Il cane vive il contatto fisico come parte integrante della relazione sociale: attraverso le carezze interpreta intenzioni, gerarchie e livello di fiducia. In generale, tende ad apprezzare tocchi decisi ma non invadenti, soprattutto nelle aree meno vulnerabili del corpo. Tuttavia, la risposta può variare molto in base a età, esperienze passate e temperamento: un cane socievole cercherà il contatto, mentre uno più insicuro potrebbe tollerarlo solo in determinate condizioni.

LE ZONE PREFERITE
Collo e sotto il mento
Questa è una delle aree più amate dai cani. Accarezzare delicatamente sotto il mento o ai lati del collo trasmette sicurezza e relax. È un gesto che molti cani associano a fiducia.
Petto
Il petto è una zona sicura e piacevole, soprattutto con cani che non conosci bene. È meno invasiva rispetto alla testa e permette un contatto graduale.
Spalle e dorso
Le carezze lungo le spalle e la schiena sono generalmente ben accette.
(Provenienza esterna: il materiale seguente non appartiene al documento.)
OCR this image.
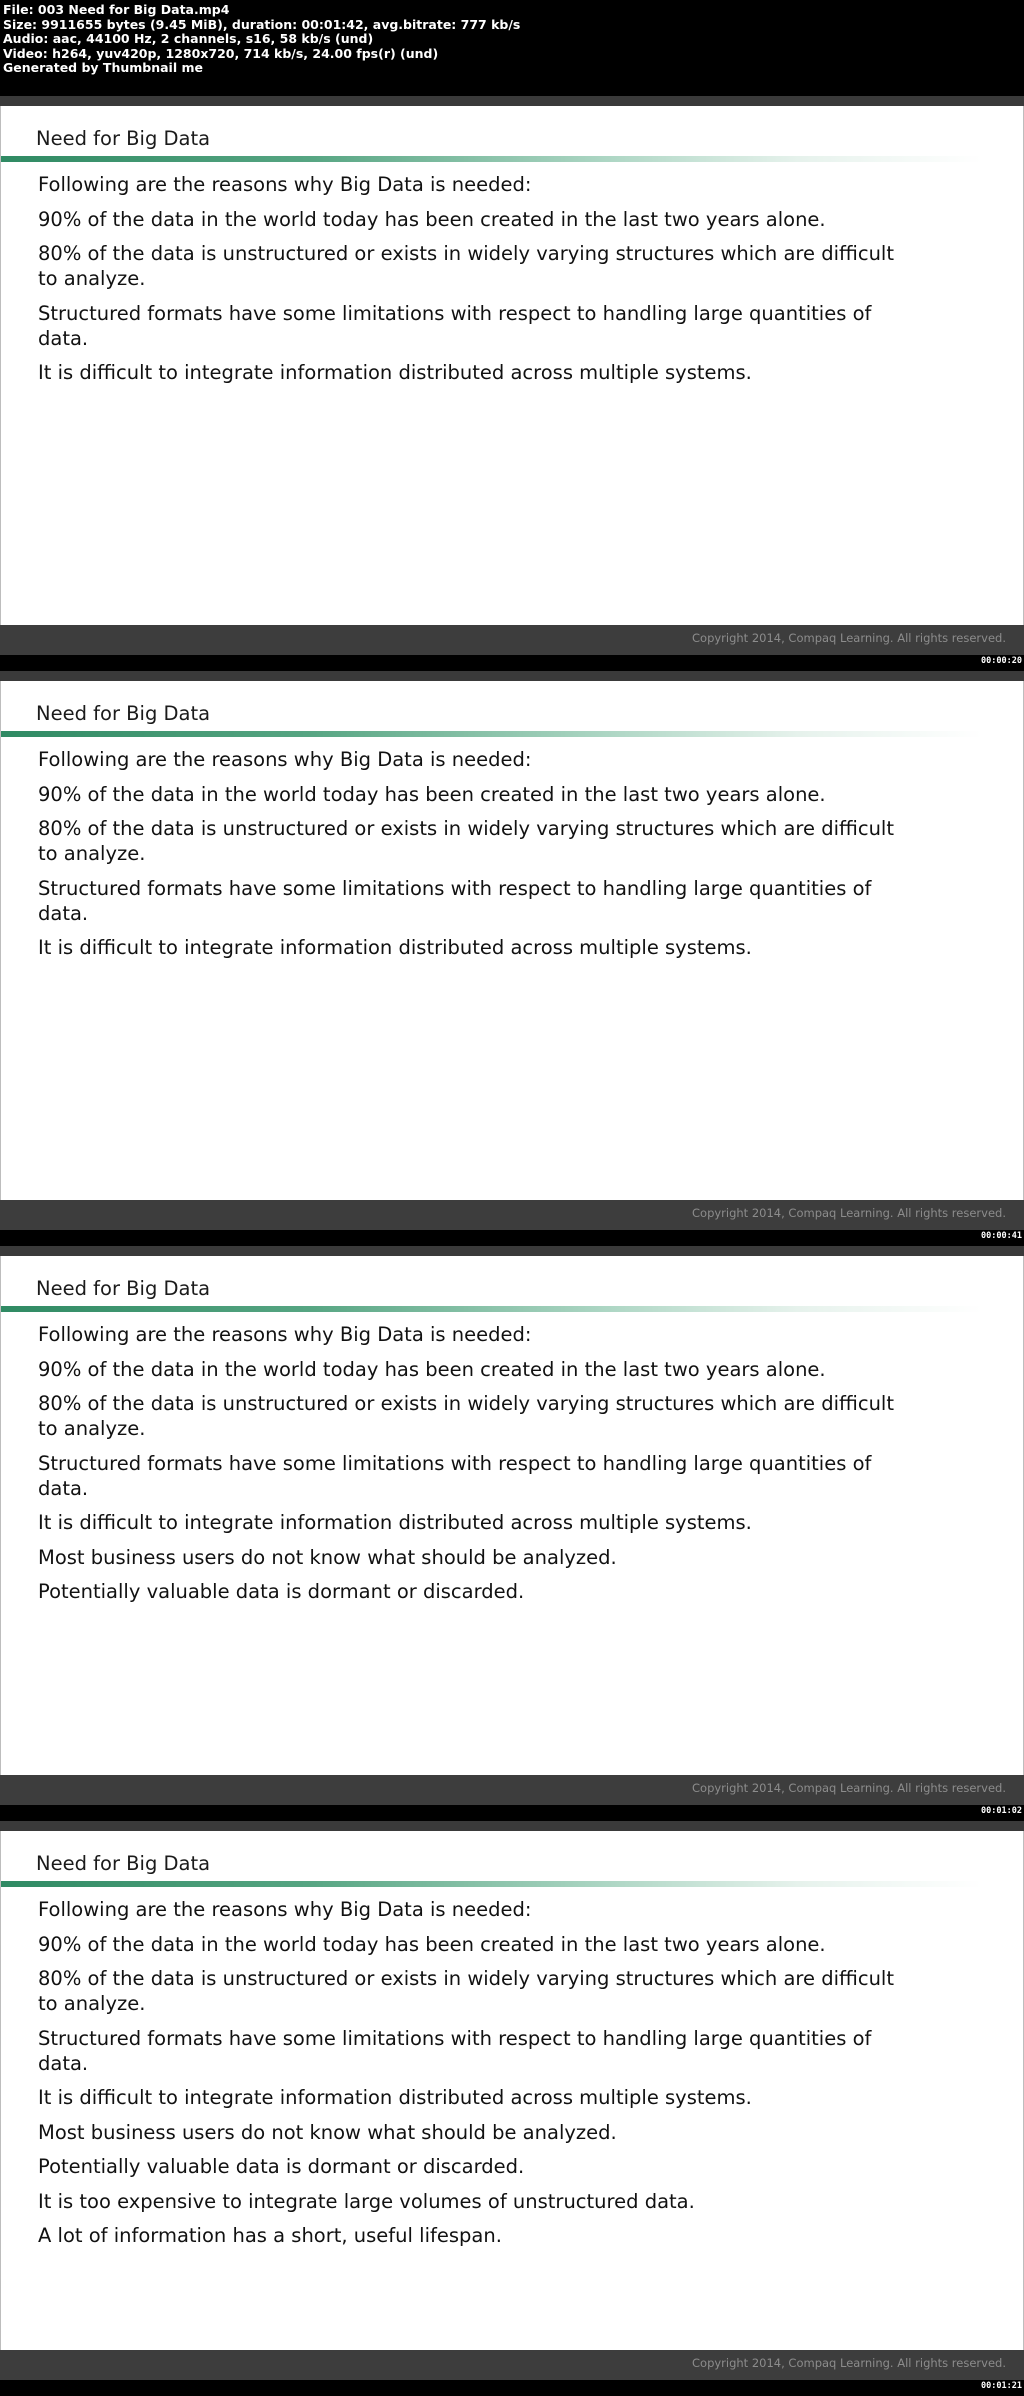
File: 003 Need for Big Data.mp4
Size: 9911655 bytes (9.45 MiB), duration: 00:01:42, avg.bitrate: 777 kb/s
Audio: aac, 44100 Hz, 2 channels, s16, 58 kb/s (und)
Video: h264, yuv420p, 1280x720, 714 kb/s, 24.00 fps(r) (und)
Generated by Thumbnail me
Need for Big Data
Following are the reasons why Big Data is needed:
90% of the data in the world today has been created in the last two years alone.
80% of the data is unstructured or exists in widely varying structures which are difficult to analyze.
Structured formats have some limitations with respect to handling large quantities of data.
It is difficult to integrate information distributed across multiple systems.
Copyright 2014, Compaq Learning. All rights reserved.
00:00:20
Need for Big Data
Following are the reasons why Big Data is needed:
90% of the data in the world today has been created in the last two years alone.
80% of the data is unstructured or exists in widely varying structures which are difficult to analyze.
Structured formats have some limitations with respect to handling large quantities of data.
It is difficult to integrate information distributed across multiple systems.
Copyright 2014, Compaq Learning. All rights reserved.
00:00:41
Need for Big Data
Following are the reasons why Big Data is needed:
90% of the data in the world today has been created in the last two years alone.
80% of the data is unstructured or exists in widely varying structures which are difficult to analyze.
Structured formats have some limitations with respect to handling large quantities of data.
It is difficult to integrate information distributed across multiple systems.
Most business users do not know what should be analyzed.
Potentially valuable data is dormant or discarded.
Copyright 2014, Compaq Learning. All rights reserved.
00:01:02
Need for Big Data
Following are the reasons why Big Data is needed:
90% of the data in the world today has been created in the last two years alone.
80% of the data is unstructured or exists in widely varying structures which are difficult to analyze.
Structured formats have some limitations with respect to handling large quantities of data.
It is difficult to integrate information distributed across multiple systems.
Most business users do not know what should be analyzed.
Potentially valuable data is dormant or discarded.
It is too expensive to integrate large volumes of unstructured data.
A lot of information has a short, useful lifespan.
Copyright 2014, Compaq Learning. All rights reserved.
00:01:21
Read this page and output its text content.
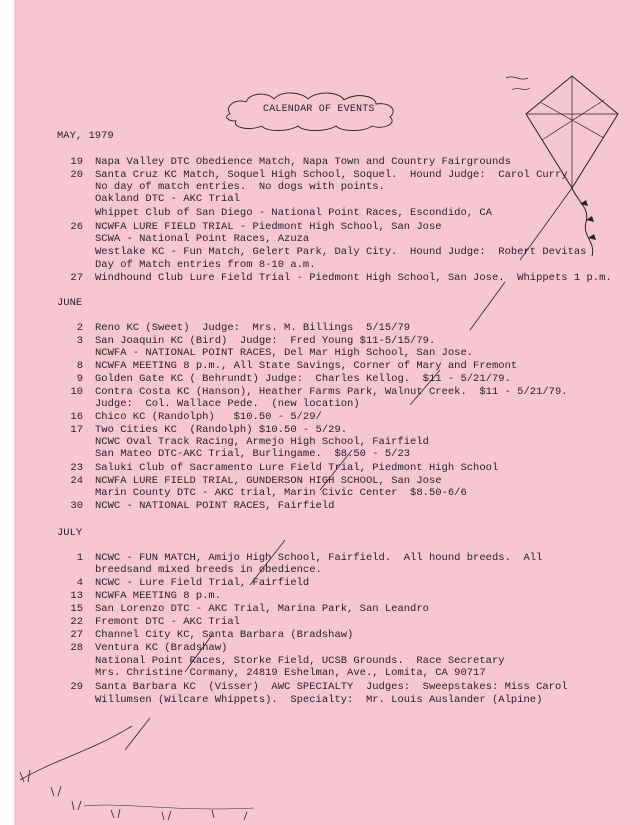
CALENDAR OF EVENTS
MAY, 1979

19

Napa Valley DTC Obedience Match, Napa Town and Country Fairgrounds

20

Santa Cruz KC Match, Soquel High School, Soquel.  Hound Judge:  Carol Curry

No day of match entries.  No dogs with points.

Oakland DTC - AKC Trial

Whippet Club of San Diego - National Point Races, Escondido, CA

26

NCWFA LURE FIELD TRIAL - Piedmont High School, San Jose

SCWA - National Point Races, Azuza

Westlake KC - Fun Match, Gelert Park, Daly City.  Hound Judge:  Robert Devitas

Day of Match entries from 8-10 a.m.

27

Windhound Club Lure Field Trial - Piedmont High School, San Jose.  Whippets 1 p.m.

JUNE

2

Reno KC (Sweet)  Judge:  Mrs. M. Billings  5/15/79

3

San Joaquin KC (Bird)  Judge:  Fred Young $11-5/15/79.

NCWFA - NATIONAL POINT RACES, Del Mar High School, San Jose.

8

NCWFA MEETING 8 p.m., All State Savings, Corner of Mary and Fremont

9

Golden Gate KC ( Behrundt) Judge:  Charles Kellog.  $11 - 5/21/79.

10

Contra Costa KC (Hanson), Heather Farms Park, Walnut Creek.  $11 - 5/21/79.

Judge:  Col. Wallace Pede.  (new location)

16

Chico KC (Randolph)   $10.50 - 5/29/

17

Two Cities KC  (Randolph) $10.50 - 5/29.

NCWC Oval Track Racing, Armejo High School, Fairfield

San Mateo DTC-AKC Trial, Burlingame.  $8.50 - 5/23

23

Saluki Club of Sacramento Lure Field Trial, Piedmont High School

24

NCWFA LURE FIELD TRIAL, GUNDERSON HIGH SCHOOL, San Jose

Marin County DTC - AKC trial, Marin Civic Center  $8.50-6/6

30

NCWC - NATIONAL POINT RACES, Fairfield

JULY

1

NCWC - FUN MATCH, Amijo High School, Fairfield.  All hound breeds.  All

breedsand mixed breeds in obedience.

4

NCWC - Lure Field Trial, Fairfield

13

NCWFA MEETING 8 p.m.

15

San Lorenzo DTC - AKC Trial, Marina Park, San Leandro

22

Fremont DTC - AKC Trial

27

Channel City KC, Santa Barbara (Bradshaw)

28

Ventura KC (Bradshaw)

National Point Races, Storke Field, UCSB Grounds.  Race Secretary

Mrs. Christine Cormany, 24819 Eshelman, Ave., Lomita, CA 90717

29

Santa Barbara KC  (Visser)  AWC SPECIALTY  Judges:  Sweepstakes: Miss Carol

Willumsen (Wilcare Whippets).  Specialty:  Mr. Louis Auslander (Alpine)
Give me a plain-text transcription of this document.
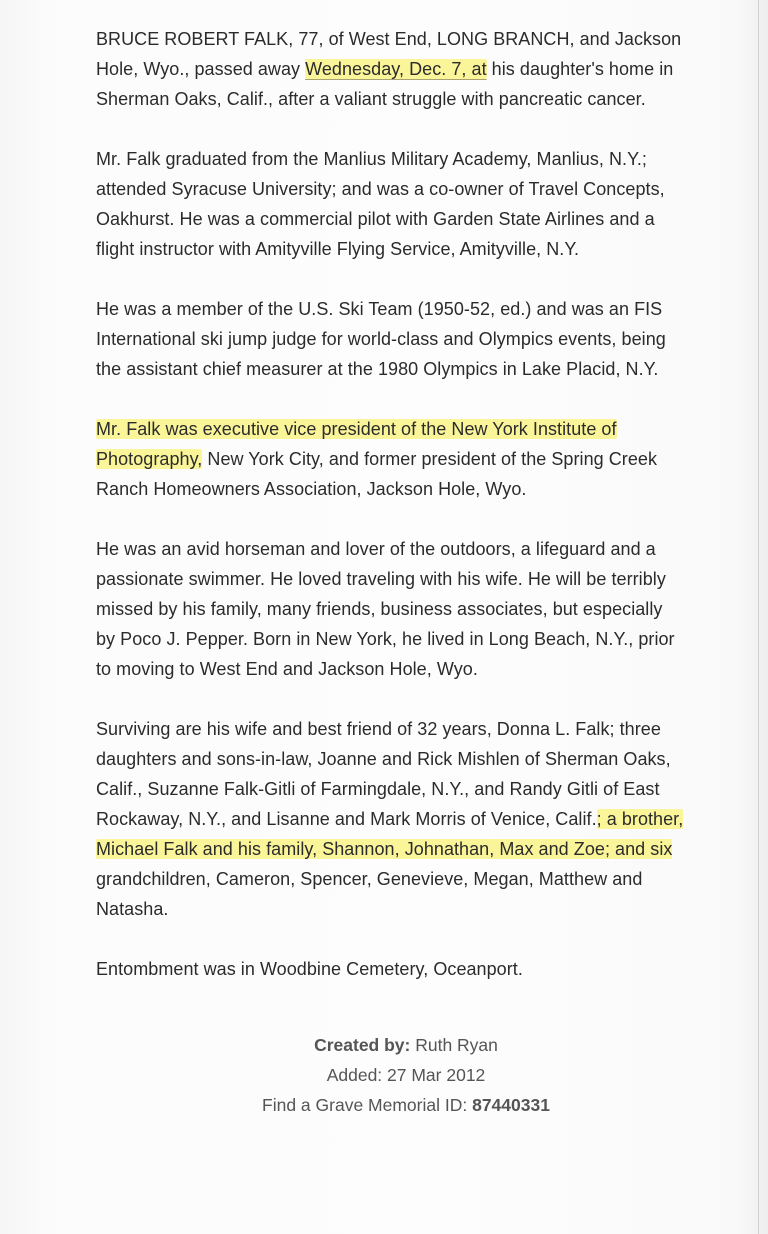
BRUCE ROBERT FALK, 77, of West End, LONG BRANCH, and Jackson
Hole, Wyo., passed away Wednesday, Dec. 7, at his daughter's home in
Sherman Oaks, Calif., after a valiant struggle with pancreatic cancer.

Mr. Falk graduated from the Manlius Military Academy, Manlius, N.Y.;
attended Syracuse University; and was a co-owner of Travel Concepts,
Oakhurst. He was a commercial pilot with Garden State Airlines and a
flight instructor with Amityville Flying Service, Amityville, N.Y.

He was a member of the U.S. Ski Team (1950-52, ed.) and was an FIS
International ski jump judge for world-class and Olympics events, being
the assistant chief measurer at the 1980 Olympics in Lake Placid, N.Y.

Mr. Falk was executive vice president of the New York Institute of
Photography, New York City, and former president of the Spring Creek
Ranch Homeowners Association, Jackson Hole, Wyo.

He was an avid horseman and lover of the outdoors, a lifeguard and a
passionate swimmer. He loved traveling with his wife. He will be terribly
missed by his family, many friends, business associates, but especially
by Poco J. Pepper. Born in New York, he lived in Long Beach, N.Y., prior
to moving to West End and Jackson Hole, Wyo.

Surviving are his wife and best friend of 32 years, Donna L. Falk; three
daughters and sons-in-law, Joanne and Rick Mishlen of Sherman Oaks,
Calif., Suzanne Falk-Gitli of Farmingdale, N.Y., and Randy Gitli of East
Rockaway, N.Y., and Lisanne and Mark Morris of Venice, Calif.; a brother,
Michael Falk and his family, Shannon, Johnathan, Max and Zoe; and six
grandchildren, Cameron, Spencer, Genevieve, Megan, Matthew and
Natasha.

Entombment was in Woodbine Cemetery, Oceanport.

Created by: Ruth Ryan
Added: 27 Mar 2012
Find a Grave Memorial ID: 87440331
Movimenti lenti e costanti aiutano a calmare il cane.
Base della coda
Molti cani adorano essere grattati alla base della coda. Spesso reagiscono con entusiasmo, mostrando segni evidenti di piacere.

LE ZONE DA EVITARE
Testa (soprattutto dall’alto)
Avvicinare la mano dall’alto verso la testa può essere percepito come minaccioso, specialmente da cani sconosciuti.
Muso e naso
Il muso è una zona molto sensibile. Toccarlo può infastidire o mettere a disagio il cane.
Zampe
Molti cani non amano che vengano toccate le zampe, a meno che non siano abituati fin da piccoli.
Coda
Tirare o manipolare la coda è sgradevole e può provocare reazioni difensive.


 

Coccole feline

Il gatto, a differenza del cane, è molto più selettivo nel contatto fisico e decide lui quando e come interagire. Interpreta le carezze non solo come un gesto affettivo, ma anche come un modo per scambiare odori e segnali. Predilige stimoli brevi e mirati nelle zone ricche di ghiandole, mentre può infastidirsi rapidamente se il contatto diventa eccessivo o riguarda aree sensibili. 
Rispettare i suoi tempi è fondamentale per evitare reazioni improvvise.

LE ZONE PREFERITE
Sotto il mento
I gatti adorano le carezze sotto il mento. Questa zona stimola ghiandole odorifere e li fa sentire a proprio agio.
Dietro le orecchie
Un leggero massaggio dietro le orecchie è spesso molto gradito e rilassante.
Guance
Le guance sono un’altra zona ricca di ghiandole: strofinarsi è un segno di affetto, e le carezze lì sono ben accette.
Base della coda
Simile ai cani, anche molti gatti apprezzano essere accarezzati alla base della coda.
 

LE ZONE DA EVITARE
Pancia
Anche se alcuni gatti la mostrano, non significa sempre che vogliano essere toccati. È una zona vulnerabile e spesso off-limits.
Zampe
Le zampe sono molto sensibili. Toccarle può infastidire e causare reazioni rapide.
Coda
La coda è fondamentale per l’equilibrio e il linguaggio del gatto: manipolarla non è consigliato.
Schiena bassa (in alcuni casi)
Alcuni gatti non gradiscono carezze troppo insistenti nella parte bassa della schiena.
 

Imparare a leggere i segnali

Ogni animale è diverso, quindi è fondamentale osservare il comportamento:
• Segnali positivi: occhi rilassati, fusa (nel gatto), coda morbida, postura rilassata
• Segnali negativi: orecchie indietro, coda rigida o che si muove velocemente, ringhi o soffi
Rispettare questi segnali è la chiave per costruire un rapporto sereno.